Descoberta substância em veneno de aranha brasileira que pode ser usada no combate ao cancro

Investigadores descobriram que uma molécula presente no veneno da aranha caranguejeira Vitalius wacketi, que habita o litoral de São Paulo, tem potencial para tratar o cancro.

aranha caranguejeira Vitalius wacketi
A aranha Vitalius wacketi é nativa do litoral de São Paulo e pertence à mesma família das tarântulas, a Theraphosidae.

Segundo a Organização Mundial da Saúde (OMS), o cancro é a segunda maior causa de mortes a nível mundial, sendo responsável por cerca de 9,6 milhões de óbitos só em 2018. Vários estudos têm sido feitos a fim de encontrar alternativas de tratamento (e até a cura) para esta doença.

E agora surge mais uma esperança: numa investigação conjunta, cientistas do Instituto Butantan e da Sociedade Beneficente Israelita Brasileira Albert Einstein descobriram uma molécula no veneno da aranha Vitalius wacketi com potencial para tratar o cancro. O aracnídeo habita o litoral do estado de São Paulo (Brasil). Veja mais informações aqui.

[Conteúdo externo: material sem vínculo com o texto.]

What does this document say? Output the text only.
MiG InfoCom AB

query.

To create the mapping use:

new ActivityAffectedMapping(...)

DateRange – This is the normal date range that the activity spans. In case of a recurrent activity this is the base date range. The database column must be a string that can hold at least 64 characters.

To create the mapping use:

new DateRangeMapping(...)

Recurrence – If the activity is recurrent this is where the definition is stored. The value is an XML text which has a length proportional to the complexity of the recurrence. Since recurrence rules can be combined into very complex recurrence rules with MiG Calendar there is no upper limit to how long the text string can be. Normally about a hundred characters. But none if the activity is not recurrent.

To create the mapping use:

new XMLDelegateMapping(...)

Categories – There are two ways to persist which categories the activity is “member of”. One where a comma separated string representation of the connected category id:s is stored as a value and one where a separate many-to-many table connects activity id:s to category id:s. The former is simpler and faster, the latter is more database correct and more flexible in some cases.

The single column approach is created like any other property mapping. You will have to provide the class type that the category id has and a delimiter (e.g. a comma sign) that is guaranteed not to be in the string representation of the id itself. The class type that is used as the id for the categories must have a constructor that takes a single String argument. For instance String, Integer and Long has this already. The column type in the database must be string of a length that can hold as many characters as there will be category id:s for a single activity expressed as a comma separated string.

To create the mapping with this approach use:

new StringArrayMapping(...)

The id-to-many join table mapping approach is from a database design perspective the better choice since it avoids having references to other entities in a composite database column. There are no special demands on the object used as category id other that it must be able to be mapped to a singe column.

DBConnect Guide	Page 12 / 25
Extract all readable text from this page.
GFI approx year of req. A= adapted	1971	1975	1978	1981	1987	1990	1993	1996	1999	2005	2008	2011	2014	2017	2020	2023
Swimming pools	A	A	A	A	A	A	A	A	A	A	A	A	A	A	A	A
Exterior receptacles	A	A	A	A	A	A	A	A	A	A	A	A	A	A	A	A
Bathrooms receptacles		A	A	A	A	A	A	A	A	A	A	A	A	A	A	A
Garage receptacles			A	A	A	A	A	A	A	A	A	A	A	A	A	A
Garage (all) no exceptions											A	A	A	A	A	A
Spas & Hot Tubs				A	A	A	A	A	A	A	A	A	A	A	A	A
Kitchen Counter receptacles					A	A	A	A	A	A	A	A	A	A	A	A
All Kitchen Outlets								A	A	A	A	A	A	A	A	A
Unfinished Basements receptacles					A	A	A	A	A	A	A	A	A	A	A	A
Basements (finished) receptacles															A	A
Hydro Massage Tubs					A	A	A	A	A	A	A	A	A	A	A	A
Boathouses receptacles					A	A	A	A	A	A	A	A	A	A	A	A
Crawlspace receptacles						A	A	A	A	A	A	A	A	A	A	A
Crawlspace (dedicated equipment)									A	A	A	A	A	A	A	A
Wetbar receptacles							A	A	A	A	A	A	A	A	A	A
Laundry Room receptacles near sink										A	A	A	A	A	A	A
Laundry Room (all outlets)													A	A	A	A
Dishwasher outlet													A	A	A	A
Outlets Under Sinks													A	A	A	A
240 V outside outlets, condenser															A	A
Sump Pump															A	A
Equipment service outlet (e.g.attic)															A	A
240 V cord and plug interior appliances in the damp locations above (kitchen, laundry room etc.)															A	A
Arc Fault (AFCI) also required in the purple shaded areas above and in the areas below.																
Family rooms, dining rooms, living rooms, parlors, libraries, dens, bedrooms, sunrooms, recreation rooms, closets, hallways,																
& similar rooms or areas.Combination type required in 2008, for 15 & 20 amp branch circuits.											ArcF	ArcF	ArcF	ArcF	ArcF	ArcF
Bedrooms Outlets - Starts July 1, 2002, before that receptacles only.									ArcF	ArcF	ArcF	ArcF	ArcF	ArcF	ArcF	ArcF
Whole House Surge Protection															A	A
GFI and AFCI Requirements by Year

Como o veneno da aranha é promissor no tratamento do cancro?

A molécula em questão (uma poliamina) é extraída do veneno da aranha caranguejeira Vitalius wacketi, que pertence à mesma família das tarântulas, a Theraphosidae. Estas moléculas foram isoladas, purificadas e sintetizadas, resultando no composto promissor.

A substância foi sintetizada em laboratório no Butantan e purificada pelo Einstein (removendo eventuais contaminantes e potencializando o seu efeito). Ela conseguiu eliminar células de leucemia, tumor que afeta algumas células sanguíneas, em testes in vitro, e também células leucémicas resistentes a quimioterápicos.

Molécula encontrada em veneno da aranha brasileira Vitalius wacketi torna-se esperança para o tratamento do cancro, já que foi capaz de eliminar células de leucemia em testes in vitro.

Esta substância tem vários pontos positivos. Um diferencial é que ela conseguiu matar as células tumorais por apoptose (morte programada), e não por necrose, ou seja, a célula autodestrói-se de forma controlada, sem causar uma reação inflamatória. E isto é uma vantagem pois, geralmente, os tratamentos oncológicos mais tradicionais provocam uma necrose.

“A morte por necrose é uma morte não programada na qual a célula colapsa, levando a um estado inflamatório importante. Já na apoptose a célula tumoral sinaliza ao sistema imune que está a morrer, para que ele remova posteriormente os fragmentos celulares”, explicou Thomaz Rocha e Silva, investigador do Einstein.

Uma das vantagens da substância é que, devido ao baixo peso molecular, não há problema de imunogenicidade – quando uma substância estranha no organismo provoca uma reação do sistema imune - disse Pedro Ismael da Silva Junior, cientista do Laboratório de Toxinologia Aplicada do Butantan.

Além disso, outra vantagem é que a nova molécula é pequena e o processo de síntese é muito mais simples e barato do que outros disponíveis, o que pode facilitar o acesso ao produto.

Os próximos passos

A molécula foi obtida através de um processo de produção inovador, fruto de muitos anos de estudo, e pelo seu grande potencial, ele foi patenteado pelas instituições. A ideia é licenciar a tecnologia para uma empresa que tenha capacidade de produzir a substância em grande escala e desenvolver testes em animais – e, futuramente, em humanos, caso se mostre segura e eficaz. Agora, as instituições procuram parceria com a indústria farmacêutica para obter os investimentos necessários para seguir adiante.

“Já fizemos um mapeamento de potenciais interessados e estamos em contacto com algumas empresas. Isto poderá acelerar o estudo para que ele se torne um produto e possa chegar mais rápido aos pacientes”, disse o diretor de Inovação do Butantan, Cristiano Gonçalves.

Segundo os cientistas, esta descoberta já está madura o suficiente para alçar novos estágios de desenvolvimento. Como próximos passos, eles farão testes em células de cancro do pulmão e dos ossos. Além disso, a tecnologia será estudada em células humanas saudáveis para confirmar se não há toxicidade, isto é, se ela é seletiva e danifica somente as células cancerosas.

Referência da notícia:

Portal do Butantan. “Em pesquisa conjunta, Butantan e Einstein descobrem substância em veneno de aranha com potencial contra células de câncer”, 2024.